Water and Succession in Mind

Site Constraints and Client Desires

The project is new residential construction in St. Paul.  The lot was vacant prior to construction.  Water runoff and management was and is a concern since the existing lot had slopes up to 40 percent in the front and up to 10 percent in the back.  The location also has mature oak and walnut surrounding the property, so tree survival after the building construction and the landscape installation was important. 

The clients desired a low maintenance and accessible design.  They desired a recessed patio off the sunroom in the back of the house for growing kitchen herbs and vegetables.  They had specific plant requests for the yard as well as minimal turf area. 

Water Management Design

The water management design focused on contouring the slopes to capture water from the hard surfaces of home as well as surface water flow through the landscape.  The surface water flows through a series of key-line swales specifically designed to slow water movement and retain water on site.  The swales are installed to change the slope from 10 or 40 percent to 1 percent.  The swale system allows for longer water absorption time and ground water storage, thus increasing ground water recharge as well as increased water availability for plants.  The key-line swales lead to water infiltration areas (rain gardens) in the back and front yard.  The swale and water infiltration zones are designed to accommodate a minimum 4-inch rain event in the front yard and greater than 4-inch event in the back yard before any water exits the property.

Ecologically Based Planting Design

The plantings are ecologically designed to mimic nature and its different biomes.  The swale and water infiltration areas create different moisture zones throughout the landscape.  Plant species were selected for tolerance of lower moisture zones (dry) and other plant species were selected for tolerance of higher moisture zones (mesic and sometimes wet).  Plants were either directly planted or broadcast seeded with a winter wheat cover crop.   The back yard is primarily seeded and planted with prairie and savanna species, whereas the front and sides yards are seeded and planted with understory and woodland species.  The thermal-mass of structures and landscape features are also used to support marginal plant species such as Japanese maple and flowering magnolia.  Species succession is expected.  The herbaceous perennial plants (grasses and flowers) will migrate as tree shade changes.  The trees and shrubs were selected for ability to thrive as the landscape matures.  The plant species were also selected based on fruit, flower, and seed production for homeowner use as well as wildlife attraction.

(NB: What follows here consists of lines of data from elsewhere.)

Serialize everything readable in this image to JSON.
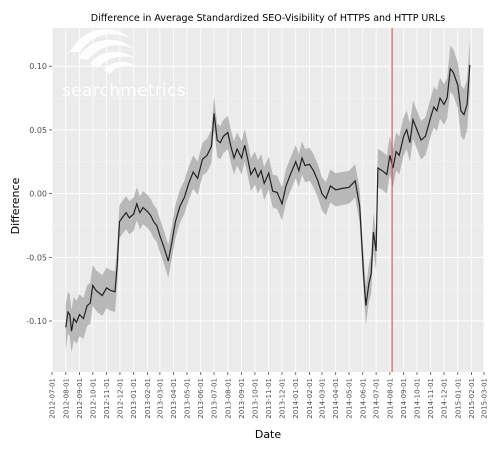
{
  "chart_data": {
    "type": "line",
    "title": "Difference in Average Standardized SEO-Visibility of HTTPS and HTTP URLs",
    "xlabel": "Date",
    "ylabel": "Difference",
    "xlim": [
      "2012-07-01",
      "2015-03-01"
    ],
    "ylim": [
      -0.14,
      0.13
    ],
    "y_ticks": [
      -0.1,
      -0.05,
      0.0,
      0.05,
      0.1
    ],
    "y_tick_labels": [
      "-0.10",
      "-0.05",
      "0.00",
      "0.05",
      "0.10"
    ],
    "x_tick_labels": [
      "2012-07-01",
      "2012-08-01",
      "2012-09-01",
      "2012-10-01",
      "2012-11-01",
      "2012-12-01",
      "2013-01-01",
      "2013-02-01",
      "2013-03-01",
      "2013-04-01",
      "2013-05-01",
      "2013-06-01",
      "2013-07-01",
      "2013-08-01",
      "2013-09-01",
      "2013-10-01",
      "2013-11-01",
      "2013-12-01",
      "2014-01-01",
      "2014-02-01",
      "2014-03-01",
      "2014-04-01",
      "2014-05-01",
      "2014-06-01",
      "2014-07-01",
      "2014-08-01",
      "2014-09-01",
      "2014-10-01",
      "2014-11-01",
      "2014-12-01",
      "2015-01-01",
      "2015-02-01",
      "2015-03-01"
    ],
    "grid": true,
    "vline": {
      "x": "2014-08-06",
      "color": "#e0413a"
    },
    "series": [
      {
        "color": "#222222",
        "band_color": "#b3b3b3",
        "points": [
          {
            "x": "2012-08-01",
            "y": -0.105,
            "lo": -0.122,
            "hi": -0.087
          },
          {
            "x": "2012-08-06",
            "y": -0.093,
            "lo": -0.11,
            "hi": -0.077
          },
          {
            "x": "2012-08-10",
            "y": -0.095,
            "lo": -0.112,
            "hi": -0.079
          },
          {
            "x": "2012-08-14",
            "y": -0.108,
            "lo": -0.125,
            "hi": -0.091
          },
          {
            "x": "2012-08-19",
            "y": -0.098,
            "lo": -0.115,
            "hi": -0.081
          },
          {
            "x": "2012-08-25",
            "y": -0.101,
            "lo": -0.118,
            "hi": -0.084
          },
          {
            "x": "2012-09-01",
            "y": -0.095,
            "lo": -0.112,
            "hi": -0.079
          },
          {
            "x": "2012-09-10",
            "y": -0.098,
            "lo": -0.114,
            "hi": -0.082
          },
          {
            "x": "2012-09-18",
            "y": -0.088,
            "lo": -0.104,
            "hi": -0.072
          },
          {
            "x": "2012-09-25",
            "y": -0.086,
            "lo": -0.102,
            "hi": -0.07
          },
          {
            "x": "2012-10-01",
            "y": -0.072,
            "lo": -0.088,
            "hi": -0.056
          },
          {
            "x": "2012-10-08",
            "y": -0.076,
            "lo": -0.092,
            "hi": -0.06
          },
          {
            "x": "2012-10-15",
            "y": -0.078,
            "lo": -0.094,
            "hi": -0.062
          },
          {
            "x": "2012-10-22",
            "y": -0.08,
            "lo": -0.096,
            "hi": -0.064
          },
          {
            "x": "2012-11-01",
            "y": -0.074,
            "lo": -0.09,
            "hi": -0.058
          },
          {
            "x": "2012-11-10",
            "y": -0.076,
            "lo": -0.092,
            "hi": -0.06
          },
          {
            "x": "2012-11-20",
            "y": -0.077,
            "lo": -0.093,
            "hi": -0.061
          },
          {
            "x": "2012-11-25",
            "y": -0.055,
            "lo": -0.071,
            "hi": -0.039
          },
          {
            "x": "2012-11-30",
            "y": -0.022,
            "lo": -0.035,
            "hi": -0.009
          },
          {
            "x": "2012-12-08",
            "y": -0.018,
            "lo": -0.031,
            "hi": -0.005
          },
          {
            "x": "2012-12-15",
            "y": -0.015,
            "lo": -0.028,
            "hi": -0.002
          },
          {
            "x": "2012-12-22",
            "y": -0.019,
            "lo": -0.032,
            "hi": -0.006
          },
          {
            "x": "2013-01-01",
            "y": -0.016,
            "lo": -0.029,
            "hi": -0.003
          },
          {
            "x": "2013-01-08",
            "y": -0.008,
            "lo": -0.021,
            "hi": 0.005
          },
          {
            "x": "2013-01-15",
            "y": -0.015,
            "lo": -0.028,
            "hi": -0.002
          },
          {
            "x": "2013-01-22",
            "y": -0.011,
            "lo": -0.024,
            "hi": 0.002
          },
          {
            "x": "2013-02-01",
            "y": -0.014,
            "lo": -0.027,
            "hi": -0.001
          },
          {
            "x": "2013-02-08",
            "y": -0.017,
            "lo": -0.03,
            "hi": -0.004
          },
          {
            "x": "2013-02-15",
            "y": -0.022,
            "lo": -0.035,
            "hi": -0.009
          },
          {
            "x": "2013-02-22",
            "y": -0.025,
            "lo": -0.038,
            "hi": -0.012
          },
          {
            "x": "2013-03-01",
            "y": -0.033,
            "lo": -0.046,
            "hi": -0.02
          },
          {
            "x": "2013-03-10",
            "y": -0.042,
            "lo": -0.055,
            "hi": -0.029
          },
          {
            "x": "2013-03-20",
            "y": -0.053,
            "lo": -0.066,
            "hi": -0.04
          },
          {
            "x": "2013-03-28",
            "y": -0.038,
            "lo": -0.051,
            "hi": -0.025
          },
          {
            "x": "2013-04-05",
            "y": -0.022,
            "lo": -0.035,
            "hi": -0.009
          },
          {
            "x": "2013-04-15",
            "y": -0.01,
            "lo": -0.023,
            "hi": 0.003
          },
          {
            "x": "2013-04-25",
            "y": -0.003,
            "lo": -0.016,
            "hi": 0.01
          },
          {
            "x": "2013-05-05",
            "y": 0.008,
            "lo": -0.005,
            "hi": 0.021
          },
          {
            "x": "2013-05-15",
            "y": 0.017,
            "lo": 0.004,
            "hi": 0.03
          },
          {
            "x": "2013-05-25",
            "y": 0.012,
            "lo": -0.001,
            "hi": 0.025
          },
          {
            "x": "2013-06-05",
            "y": 0.027,
            "lo": 0.014,
            "hi": 0.04
          },
          {
            "x": "2013-06-15",
            "y": 0.03,
            "lo": 0.017,
            "hi": 0.043
          },
          {
            "x": "2013-06-25",
            "y": 0.037,
            "lo": 0.024,
            "hi": 0.05
          },
          {
            "x": "2013-07-01",
            "y": 0.063,
            "lo": 0.05,
            "hi": 0.076
          },
          {
            "x": "2013-07-08",
            "y": 0.042,
            "lo": 0.029,
            "hi": 0.055
          },
          {
            "x": "2013-07-15",
            "y": 0.04,
            "lo": 0.027,
            "hi": 0.053
          },
          {
            "x": "2013-07-22",
            "y": 0.045,
            "lo": 0.032,
            "hi": 0.058
          },
          {
            "x": "2013-08-01",
            "y": 0.048,
            "lo": 0.035,
            "hi": 0.061
          },
          {
            "x": "2013-08-08",
            "y": 0.037,
            "lo": 0.024,
            "hi": 0.05
          },
          {
            "x": "2013-08-15",
            "y": 0.028,
            "lo": 0.015,
            "hi": 0.041
          },
          {
            "x": "2013-08-22",
            "y": 0.035,
            "lo": 0.022,
            "hi": 0.048
          },
          {
            "x": "2013-09-01",
            "y": 0.028,
            "lo": 0.015,
            "hi": 0.041
          },
          {
            "x": "2013-09-08",
            "y": 0.038,
            "lo": 0.025,
            "hi": 0.051
          },
          {
            "x": "2013-09-15",
            "y": 0.027,
            "lo": 0.014,
            "hi": 0.04
          },
          {
            "x": "2013-09-22",
            "y": 0.015,
            "lo": 0.002,
            "hi": 0.028
          },
          {
            "x": "2013-10-01",
            "y": 0.02,
            "lo": 0.007,
            "hi": 0.033
          },
          {
            "x": "2013-10-08",
            "y": 0.013,
            "lo": 0.0,
            "hi": 0.026
          },
          {
            "x": "2013-10-15",
            "y": 0.018,
            "lo": 0.005,
            "hi": 0.031
          },
          {
            "x": "2013-10-22",
            "y": 0.008,
            "lo": -0.005,
            "hi": 0.021
          },
          {
            "x": "2013-11-01",
            "y": 0.016,
            "lo": 0.003,
            "hi": 0.029
          },
          {
            "x": "2013-11-10",
            "y": 0.002,
            "lo": -0.011,
            "hi": 0.015
          },
          {
            "x": "2013-11-20",
            "y": 0.001,
            "lo": -0.012,
            "hi": 0.014
          },
          {
            "x": "2013-12-01",
            "y": -0.008,
            "lo": -0.021,
            "hi": 0.005
          },
          {
            "x": "2013-12-10",
            "y": 0.006,
            "lo": -0.007,
            "hi": 0.019
          },
          {
            "x": "2013-12-20",
            "y": 0.015,
            "lo": 0.002,
            "hi": 0.028
          },
          {
            "x": "2014-01-01",
            "y": 0.025,
            "lo": 0.012,
            "hi": 0.038
          },
          {
            "x": "2014-01-08",
            "y": 0.018,
            "lo": 0.005,
            "hi": 0.031
          },
          {
            "x": "2014-01-15",
            "y": 0.028,
            "lo": 0.015,
            "hi": 0.041
          },
          {
            "x": "2014-01-22",
            "y": 0.022,
            "lo": 0.009,
            "hi": 0.035
          },
          {
            "x": "2014-02-01",
            "y": 0.023,
            "lo": 0.01,
            "hi": 0.036
          },
          {
            "x": "2014-02-10",
            "y": 0.018,
            "lo": 0.005,
            "hi": 0.031
          },
          {
            "x": "2014-02-20",
            "y": 0.01,
            "lo": -0.003,
            "hi": 0.023
          },
          {
            "x": "2014-03-01",
            "y": 0.0,
            "lo": -0.013,
            "hi": 0.013
          },
          {
            "x": "2014-03-10",
            "y": -0.004,
            "lo": -0.017,
            "hi": 0.009
          },
          {
            "x": "2014-03-20",
            "y": 0.006,
            "lo": -0.007,
            "hi": 0.019
          },
          {
            "x": "2014-04-01",
            "y": 0.003,
            "lo": -0.01,
            "hi": 0.016
          },
          {
            "x": "2014-04-15",
            "y": 0.004,
            "lo": -0.009,
            "hi": 0.017
          },
          {
            "x": "2014-05-01",
            "y": 0.005,
            "lo": -0.008,
            "hi": 0.018
          },
          {
            "x": "2014-05-15",
            "y": 0.01,
            "lo": -0.003,
            "hi": 0.023
          },
          {
            "x": "2014-05-25",
            "y": -0.01,
            "lo": -0.023,
            "hi": 0.003
          },
          {
            "x": "2014-06-03",
            "y": -0.065,
            "lo": -0.08,
            "hi": -0.05
          },
          {
            "x": "2014-06-08",
            "y": -0.088,
            "lo": -0.103,
            "hi": -0.073
          },
          {
            "x": "2014-06-15",
            "y": -0.07,
            "lo": -0.085,
            "hi": -0.055
          },
          {
            "x": "2014-06-20",
            "y": -0.063,
            "lo": -0.078,
            "hi": -0.048
          },
          {
            "x": "2014-06-25",
            "y": -0.03,
            "lo": -0.045,
            "hi": -0.015
          },
          {
            "x": "2014-07-01",
            "y": -0.045,
            "lo": -0.06,
            "hi": -0.03
          },
          {
            "x": "2014-07-05",
            "y": 0.02,
            "lo": 0.005,
            "hi": 0.035
          },
          {
            "x": "2014-07-15",
            "y": 0.018,
            "lo": 0.003,
            "hi": 0.033
          },
          {
            "x": "2014-07-25",
            "y": 0.015,
            "lo": 0.0,
            "hi": 0.03
          },
          {
            "x": "2014-08-01",
            "y": 0.03,
            "lo": 0.015,
            "hi": 0.045
          },
          {
            "x": "2014-08-08",
            "y": 0.02,
            "lo": 0.005,
            "hi": 0.035
          },
          {
            "x": "2014-08-15",
            "y": 0.033,
            "lo": 0.018,
            "hi": 0.048
          },
          {
            "x": "2014-08-22",
            "y": 0.03,
            "lo": 0.015,
            "hi": 0.045
          },
          {
            "x": "2014-09-01",
            "y": 0.045,
            "lo": 0.03,
            "hi": 0.06
          },
          {
            "x": "2014-09-08",
            "y": 0.05,
            "lo": 0.035,
            "hi": 0.065
          },
          {
            "x": "2014-09-15",
            "y": 0.04,
            "lo": 0.025,
            "hi": 0.055
          },
          {
            "x": "2014-09-22",
            "y": 0.058,
            "lo": 0.043,
            "hi": 0.073
          },
          {
            "x": "2014-10-01",
            "y": 0.05,
            "lo": 0.035,
            "hi": 0.065
          },
          {
            "x": "2014-10-10",
            "y": 0.042,
            "lo": 0.027,
            "hi": 0.057
          },
          {
            "x": "2014-10-20",
            "y": 0.045,
            "lo": 0.03,
            "hi": 0.06
          },
          {
            "x": "2014-11-01",
            "y": 0.06,
            "lo": 0.045,
            "hi": 0.075
          },
          {
            "x": "2014-11-08",
            "y": 0.068,
            "lo": 0.052,
            "hi": 0.084
          },
          {
            "x": "2014-11-15",
            "y": 0.065,
            "lo": 0.049,
            "hi": 0.081
          },
          {
            "x": "2014-11-22",
            "y": 0.075,
            "lo": 0.059,
            "hi": 0.091
          },
          {
            "x": "2014-12-01",
            "y": 0.07,
            "lo": 0.054,
            "hi": 0.086
          },
          {
            "x": "2014-12-08",
            "y": 0.075,
            "lo": 0.059,
            "hi": 0.091
          },
          {
            "x": "2014-12-15",
            "y": 0.098,
            "lo": 0.08,
            "hi": 0.116
          },
          {
            "x": "2014-12-22",
            "y": 0.095,
            "lo": 0.077,
            "hi": 0.113
          },
          {
            "x": "2015-01-01",
            "y": 0.085,
            "lo": 0.067,
            "hi": 0.103
          },
          {
            "x": "2015-01-08",
            "y": 0.065,
            "lo": 0.045,
            "hi": 0.085
          },
          {
            "x": "2015-01-15",
            "y": 0.062,
            "lo": 0.042,
            "hi": 0.082
          },
          {
            "x": "2015-01-22",
            "y": 0.07,
            "lo": 0.05,
            "hi": 0.09
          },
          {
            "x": "2015-01-28",
            "y": 0.101,
            "lo": 0.08,
            "hi": 0.122
          }
        ]
      }
    ]
  },
  "watermark": {
    "text": "searchmetrics",
    "icon": "searchmetrics-logo-icon"
  }
}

The existing perimeter oak and walnut trees were root pruned once per season two years prior to site excavation.  Root pruning was completed in the excavation zones to reduce stress on the trees once construction began. 

Other Design Considerations

A recessed patio was installed in the back yard off of the sunroom.  The terraces will be planted with tender and perennial herbs, spices, and vegetables.  The terraces also allow for additional seating and staging locations.  The recessed patio has a disguised drain system that connects to the rain garden. 

An engineered retaining wall and step system was designed and installed in the front yard.  Care was taken to maximize tread depth and width to accommodate entry railings aimed at accessibility.

The plantings are designed to be ‘self sufficient’.   Once established the only area that may require additional water will be the turf zone in the back yard and the kitchen garden in the recessed patio.  The landscape is designed to accommodate all plant waste from the plants, so there should be no biomass removal from the landscape.